As classes wrap up this Tuesday, students are preparing for finals –– but not right away. Prior to the pre-exam pencil sharpening and deep breaths, come three days of a “study period” from Wednesday, Dec. 8 to Friday, Dec. 10.
With libraries open and office hours back in person, students are once again crowding into study spaces on campus. With a sudden lack of structure for many students following a busy semester, they will be tested with the promise of free time before their actual exams.
“In my head, I plan on being up at 8 a.m., getting a coffee and not leaving the library all day. It always ends up not being that intense,” said Camille van der Watt ’24. Learning from prior exam periods, van der Watt has now adopted the practice of using apps like Forest that utilize the Pomodoro method -– working in cycles of studying for two hours without the distraction of her phone, and then taking twenty minute breaks.
Sarah Kanuk ’25 plans on spending much of her time reviewing material at Crossings Café in Toni Morrison Hall, but taking breaks to head down to the gym when she feels she cannot focus and having restful evenings with her friends.

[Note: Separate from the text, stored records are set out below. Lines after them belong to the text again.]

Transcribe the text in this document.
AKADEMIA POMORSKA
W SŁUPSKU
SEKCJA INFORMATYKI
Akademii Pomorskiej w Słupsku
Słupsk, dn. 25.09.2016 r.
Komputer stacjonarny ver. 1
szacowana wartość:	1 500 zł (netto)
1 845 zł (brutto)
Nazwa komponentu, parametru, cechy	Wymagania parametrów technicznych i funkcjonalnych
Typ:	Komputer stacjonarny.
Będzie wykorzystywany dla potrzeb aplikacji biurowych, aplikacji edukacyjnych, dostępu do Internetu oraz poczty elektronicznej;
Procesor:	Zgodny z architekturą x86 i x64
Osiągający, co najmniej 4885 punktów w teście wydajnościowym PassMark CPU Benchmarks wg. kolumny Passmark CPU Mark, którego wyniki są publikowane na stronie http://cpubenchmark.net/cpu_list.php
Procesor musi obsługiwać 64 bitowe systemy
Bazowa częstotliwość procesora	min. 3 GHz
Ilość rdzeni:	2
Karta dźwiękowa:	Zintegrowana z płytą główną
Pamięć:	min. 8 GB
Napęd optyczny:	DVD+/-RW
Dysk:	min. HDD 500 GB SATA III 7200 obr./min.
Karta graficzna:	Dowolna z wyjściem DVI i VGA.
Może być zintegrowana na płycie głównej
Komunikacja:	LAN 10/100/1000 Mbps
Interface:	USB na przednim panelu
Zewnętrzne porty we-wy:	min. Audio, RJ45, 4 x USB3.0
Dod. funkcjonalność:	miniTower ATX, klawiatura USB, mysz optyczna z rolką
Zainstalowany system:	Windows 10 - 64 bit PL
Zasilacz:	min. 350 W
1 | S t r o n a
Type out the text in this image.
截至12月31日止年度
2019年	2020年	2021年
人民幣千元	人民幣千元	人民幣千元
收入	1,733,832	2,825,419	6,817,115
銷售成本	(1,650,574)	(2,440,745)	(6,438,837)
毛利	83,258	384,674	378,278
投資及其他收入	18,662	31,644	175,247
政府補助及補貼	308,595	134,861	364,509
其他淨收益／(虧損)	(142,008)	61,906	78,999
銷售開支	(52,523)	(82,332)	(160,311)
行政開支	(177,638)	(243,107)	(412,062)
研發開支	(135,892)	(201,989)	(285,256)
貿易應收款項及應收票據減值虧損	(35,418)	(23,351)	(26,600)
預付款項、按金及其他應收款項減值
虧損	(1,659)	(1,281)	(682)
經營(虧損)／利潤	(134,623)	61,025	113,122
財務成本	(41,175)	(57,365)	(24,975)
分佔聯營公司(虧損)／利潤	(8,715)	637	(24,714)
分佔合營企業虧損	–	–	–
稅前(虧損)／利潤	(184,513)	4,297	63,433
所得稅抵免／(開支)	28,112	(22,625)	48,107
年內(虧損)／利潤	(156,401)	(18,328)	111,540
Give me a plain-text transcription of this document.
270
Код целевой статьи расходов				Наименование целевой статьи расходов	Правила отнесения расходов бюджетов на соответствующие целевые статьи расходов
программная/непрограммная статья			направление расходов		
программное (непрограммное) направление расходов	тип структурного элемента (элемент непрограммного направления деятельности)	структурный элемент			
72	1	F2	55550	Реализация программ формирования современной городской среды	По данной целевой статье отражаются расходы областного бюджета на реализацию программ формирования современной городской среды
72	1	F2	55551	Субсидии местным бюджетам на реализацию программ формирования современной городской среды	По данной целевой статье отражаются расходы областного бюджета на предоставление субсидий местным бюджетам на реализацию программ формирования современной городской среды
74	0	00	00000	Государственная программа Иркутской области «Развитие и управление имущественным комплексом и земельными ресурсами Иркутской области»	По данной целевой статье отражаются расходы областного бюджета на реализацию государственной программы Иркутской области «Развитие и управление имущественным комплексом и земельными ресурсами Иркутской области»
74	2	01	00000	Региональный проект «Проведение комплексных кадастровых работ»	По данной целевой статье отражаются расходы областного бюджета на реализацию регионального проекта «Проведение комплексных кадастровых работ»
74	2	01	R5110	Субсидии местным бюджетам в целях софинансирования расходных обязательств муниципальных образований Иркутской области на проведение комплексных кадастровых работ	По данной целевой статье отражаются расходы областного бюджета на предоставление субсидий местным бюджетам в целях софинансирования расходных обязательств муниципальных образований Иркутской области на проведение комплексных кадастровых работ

“I think that the University really encourages diversity of interest, but I don’t think that it comes from a wellness perspective,” Kanuk said. “It’s more of a personal decision to mindfully do nothing or to do something healing and that creates personal balance.”

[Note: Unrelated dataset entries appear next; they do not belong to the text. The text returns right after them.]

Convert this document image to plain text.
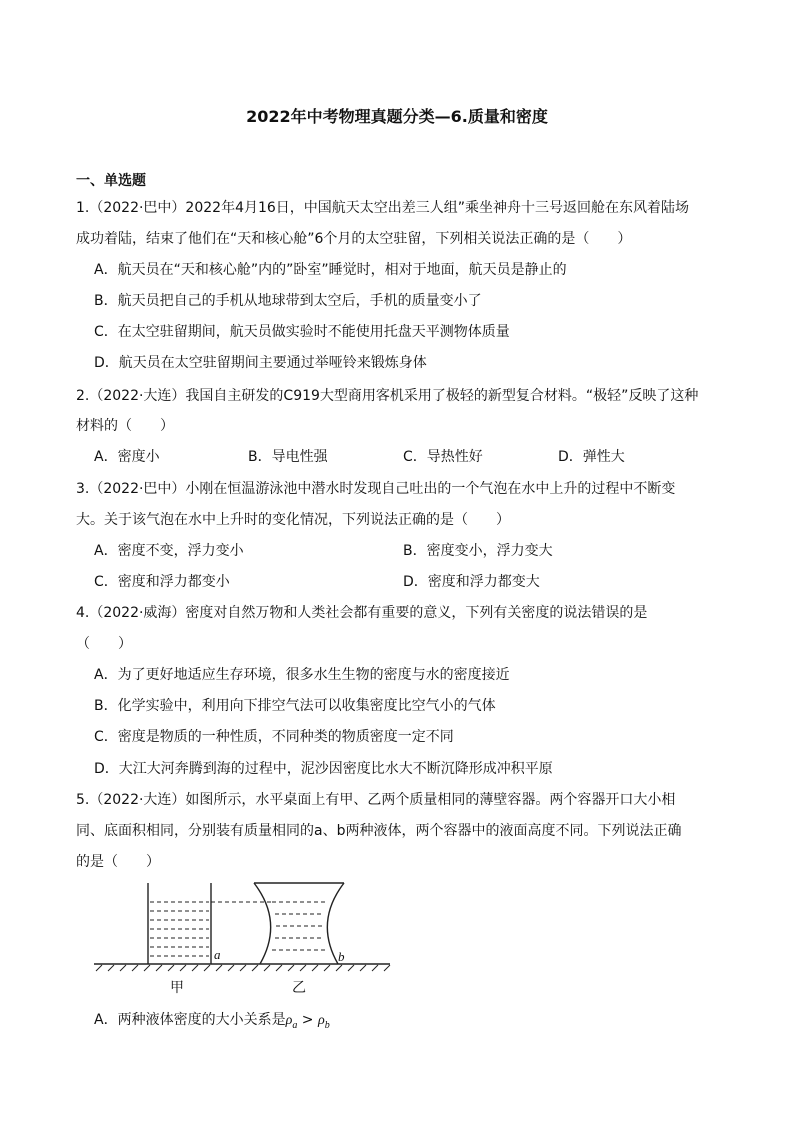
2022年中考物理真题分类—6.质量和密度
一、单选题
1.（2022·巴中）2022年4月16日，中国航天太空出差三人组”乘坐神舟十三号返回舱在东风着陆场
成功着陆，结束了他们在“天和核心舱”6个月的太空驻留，下列相关说法正确的是（　　）
A．航天员在“天和核心舱”内的”卧室”睡觉时，相对于地面，航天员是静止的
B．航天员把自己的手机从地球带到太空后，手机的质量变小了
C．在太空驻留期间，航天员做实验时不能使用托盘天平测物体质量
D．航天员在太空驻留期间主要通过举哑铃来锻炼身体
2.（2022·大连）我国自主研发的C919大型商用客机采用了极轻的新型复合材料。“极轻”反映了这种
材料的（　　）
A．密度小	B．导电性强	C．导热性好	D．弹性大
3.（2022·巴中）小刚在恒温游泳池中潜水时发现自己吐出的一个气泡在水中上升的过程中不断变
大。关于该气泡在水中上升时的变化情况，下列说法正确的是（　　）
A．密度不变，浮力变小	B．密度变小，浮力变大
C．密度和浮力都变小	D．密度和浮力都变大
4.（2022·威海）密度对自然万物和人类社会都有重要的意义，下列有关密度的说法错误的是
（　　）
A．为了更好地适应生存环境，很多水生生物的密度与水的密度接近
B．化学实验中，利用向下排空气法可以收集密度比空气小的气体
C．密度是物质的一种性质，不同种类的物质密度一定不同
D．大江大河奔腾到海的过程中，泥沙因密度比水大不断沉降形成冲积平原
5.（2022·大连）如图所示，水平桌面上有甲、乙两个质量相同的薄壁容器。两个容器开口大小相
同、底面积相同，分别装有质量相同的a、b两种液体，两个容器中的液面高度不同。下列说法正确
的是（　　）
a	b
甲	乙
A．两种液体密度的大小关系是$\rho_a > \rho_b$
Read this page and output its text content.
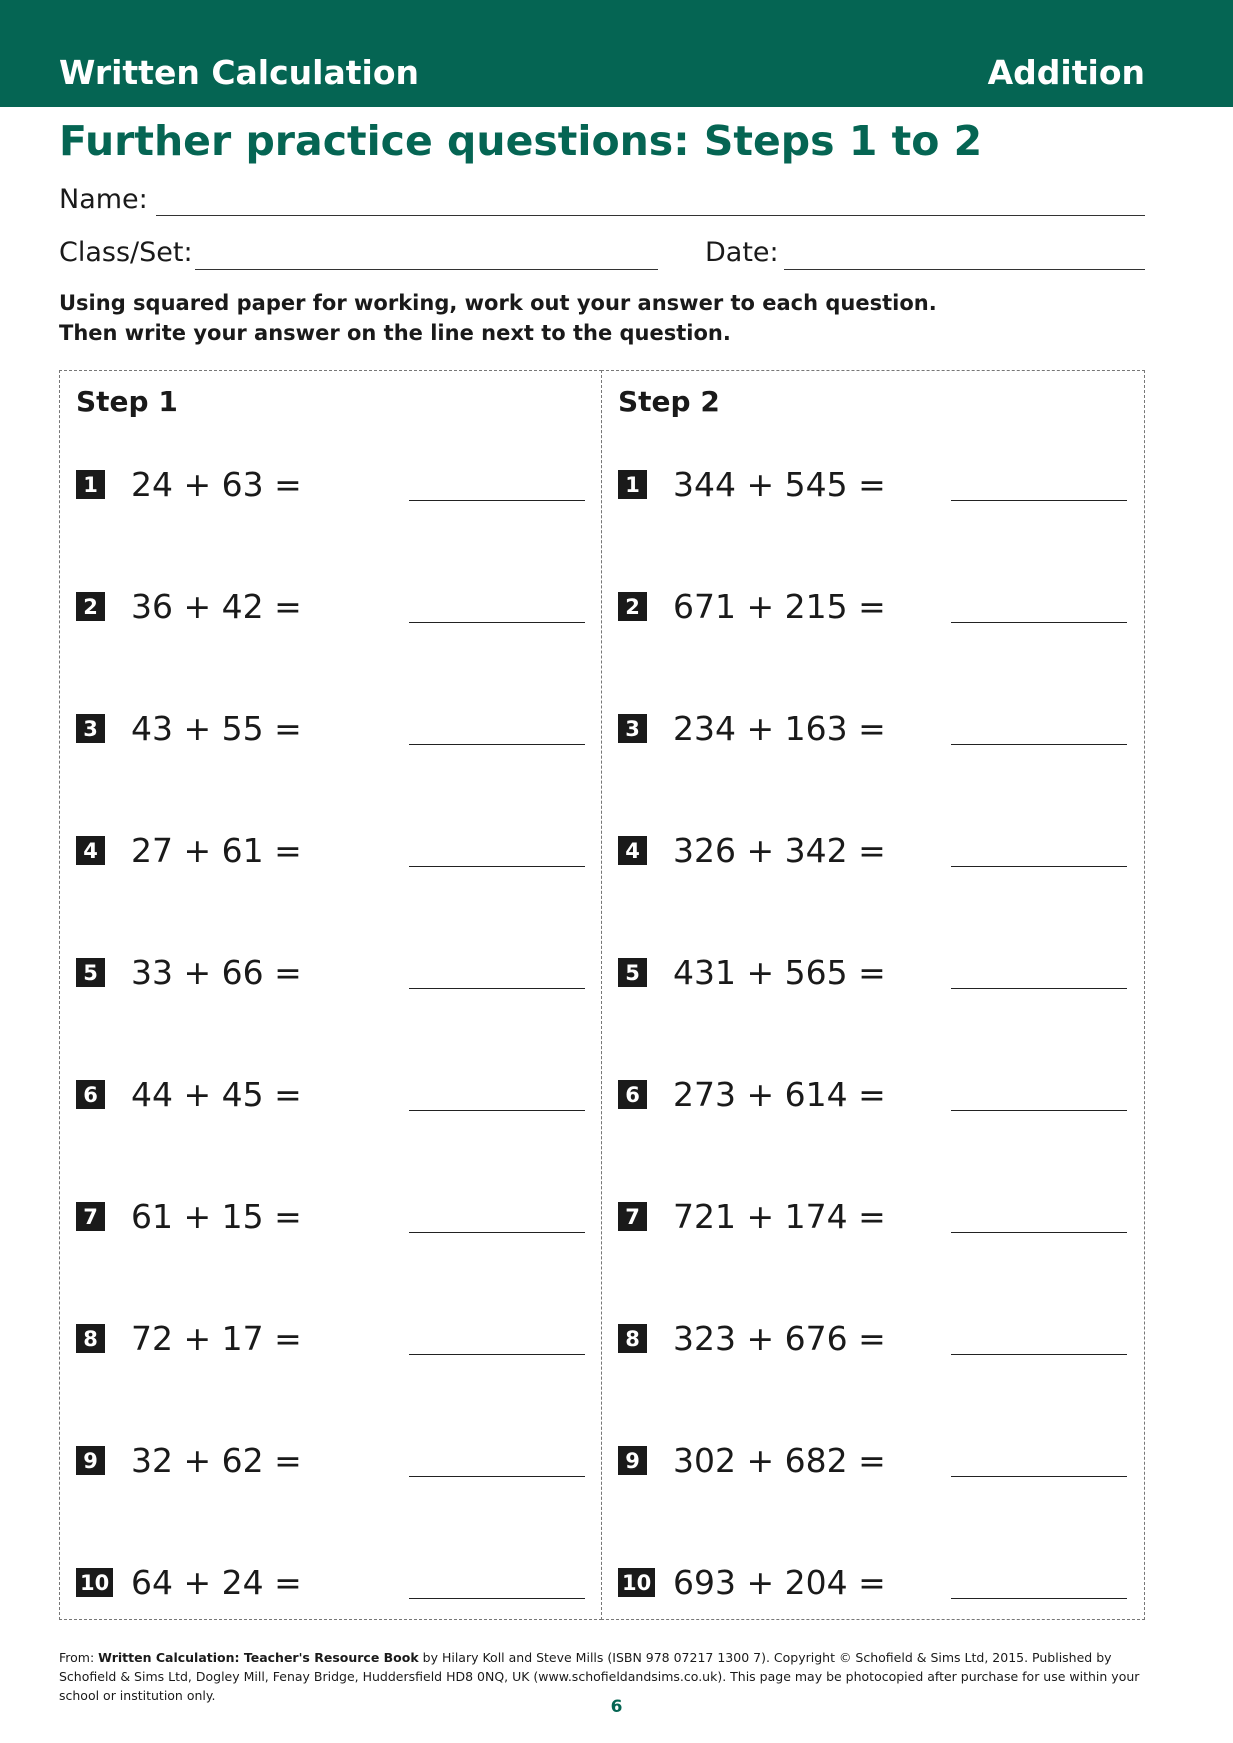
Written Calculation	Addition
Further practice questions: Steps 1 to 2
Name:
Class/Set:	Date:
Using squared paper for working, work out your answer to each question.
Then write your answer on the line next to the question.
Step 1
1 24 + 63 =
2 36 + 42 =
3 43 + 55 =
4 27 + 61 =
5 33 + 66 =
6 44 + 45 =
7 61 + 15 =
8 72 + 17 =
9 32 + 62 =
10 64 + 24 =
Step 2
1 344 + 545 =
2 671 + 215 =
3 234 + 163 =
4 326 + 342 =
5 431 + 565 =
6 273 + 614 =
7 721 + 174 =
8 323 + 676 =
9 302 + 682 =
10 693 + 204 =
From: Written Calculation: Teacher's Resource Book by Hilary Koll and Steve Mills (ISBN 978 07217 1300 7). Copyright © Schofield & Sims Ltd, 2015. Published by Schofield & Sims Ltd, Dogley Mill, Fenay Bridge, Huddersfield HD8 0NQ, UK (www.schofieldandsims.co.uk). This page may be photocopied after purchase for use within your school or institution only.
6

Despite pressure from final exams and projects, recent University messages and programming have discussed student wellbeing. An email from Ryan Lombardi, Vice President for Student and Campus Life, to the student body encourages students to “get together with friends for a meal, participate in campus events and stay active” during these days before the exam period.

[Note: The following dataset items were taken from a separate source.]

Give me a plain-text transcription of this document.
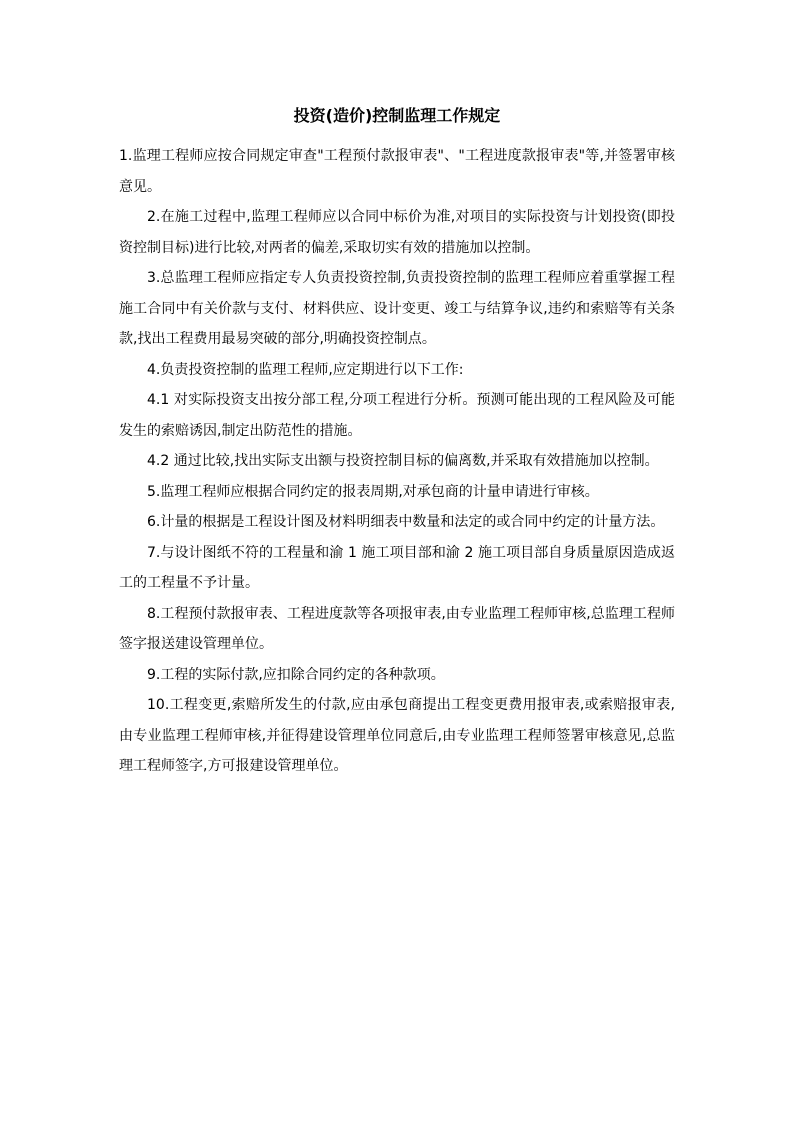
投资(造价)控制监理工作规定

1.监理工程师应按合同规定审查"工程预付款报审表"、"工程进度款报审表"等,并签署审核意见。

2.在施工过程中,监理工程师应以合同中标价为准,对项目的实际投资与计划投资(即投资控制目标)进行比较,对两者的偏差,采取切实有效的措施加以控制。

3.总监理工程师应指定专人负责投资控制,负责投资控制的监理工程师应着重掌握工程施工合同中有关价款与支付、材料供应、设计变更、竣工与结算争议,违约和索赔等有关条款,找出工程费用最易突破的部分,明确投资控制点。

4.负责投资控制的监理工程师,应定期进行以下工作:

4.1 对实际投资支出按分部工程,分项工程进行分析。预测可能出现的工程风险及可能发生的索赔诱因,制定出防范性的措施。

4.2 通过比较,找出实际支出额与投资控制目标的偏离数,并采取有效措施加以控制。

5.监理工程师应根据合同约定的报表周期,对承包商的计量申请进行审核。

6.计量的根据是工程设计图及材料明细表中数量和法定的或合同中约定的计量方法。

7.与设计图纸不符的工程量和渝 1 施工项目部和渝 2 施工项目部自身质量原因造成返工的工程量不予计量。

8.工程预付款报审表、工程进度款等各项报审表,由专业监理工程师审核,总监理工程师签字报送建设管理单位。

9.工程的实际付款,应扣除合同约定的各种款项。

10.工程变更,索赔所发生的付款,应由承包商提出工程变更费用报审表,或索赔报审表,由专业监理工程师审核,并征得建设管理单位同意后,由专业监理工程师签署审核意见,总监理工程师签字,方可报建设管理单位。
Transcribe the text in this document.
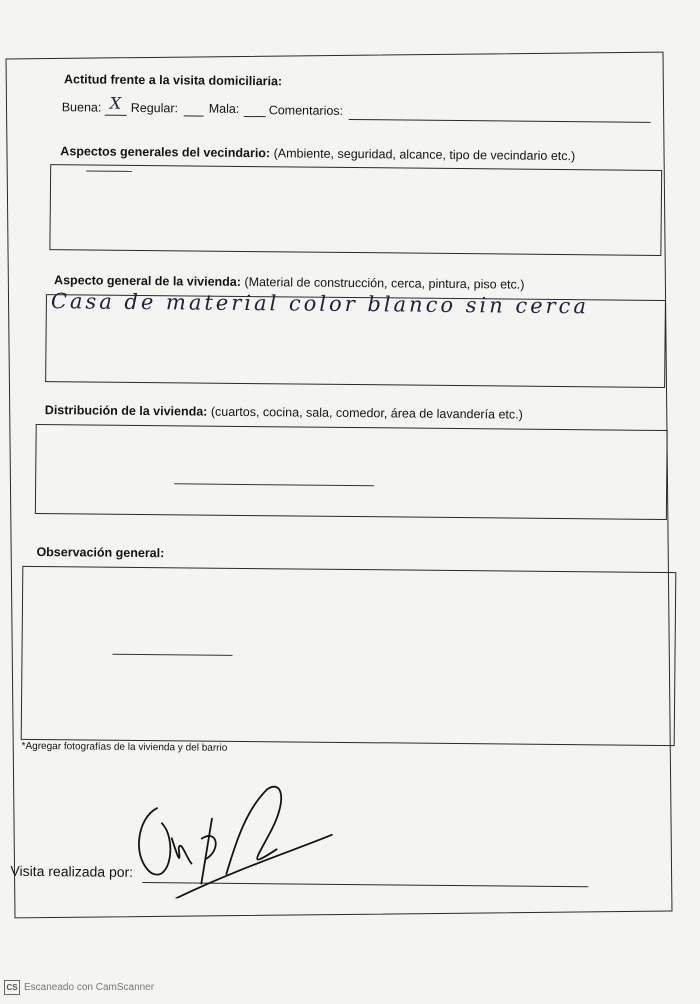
Actitud frente a la visita domiciliaria:
Buena: X Regular: Mala: Comentarios:
Aspectos generales del vecindario: (Ambiente, seguridad, alcance, tipo de vecindario etc.)
Aspecto general de la vivienda: (Material de construcción, cerca, pintura, piso etc.)
Casa de material color blanco sin cerca
Distribución de la vivienda: (cuartos, cocina, sala, comedor, área de lavandería etc.)
Observación general:
*Agregar fotografías de la vivienda y del barrio
Visita realizada por:
CS Escaneado con CamScanner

The Tatkon Center for First-Year Students is placing emphasis on balance,offering both peer-tutoring and “de-stressor” activities like origami and puzzles throughout the study period.
These types of in-person programming represent a departure from the largely remote or isolated study environments of the 2020-2021 academic year.
van der Watt mentioned that last semester’s COVID restrictions impacted her studying habits during this in-between period before finals. Due to the reservation system needed to work at libraries, she notes that “It was incredibly difficult to get into the libraries, so we ended up staying in our rooms a lot, making it much harder to be productive.”
Tori DiStefano ’23 also values setting distinct boundaries during her finals period, despite not having any exams.
“I was never a big library go-er before this year, but it’s been nice to have a place to disconnect school and personal life,” she said.
Because her course load is largely centered around independent study and final projects she’s found that she has even more freedom than usual to define her schedule, centering around her personal work habits.
“I focus a lot around meals: between breakfast and lunch, I get stuff done around the house and go to the gym; between lunch and dinner, I do my work because that’s when I typically have the most energy; and after dinner, I try to relax,” said DiStefano.
Just as DiStefano plans on centering her schedule around her productivity patterns, Kanuk notes that she goes about her studying via a similarly personalized model. With three full days to study and complete her final assignments, she plans to distribute the work according to how she’s feeling.
“When I feel like being creative, I’ll be working on a project. When I feel like sitting down to test my knowledge, I’ll do a practice exam,” says Kanuk.
With different forms of final assessment –– whether it be online quizzes, typical in-person exams, essays or presentations –– alongside different exam schedules and unique study methods, there is surely no one-size-fits-all approach to study days.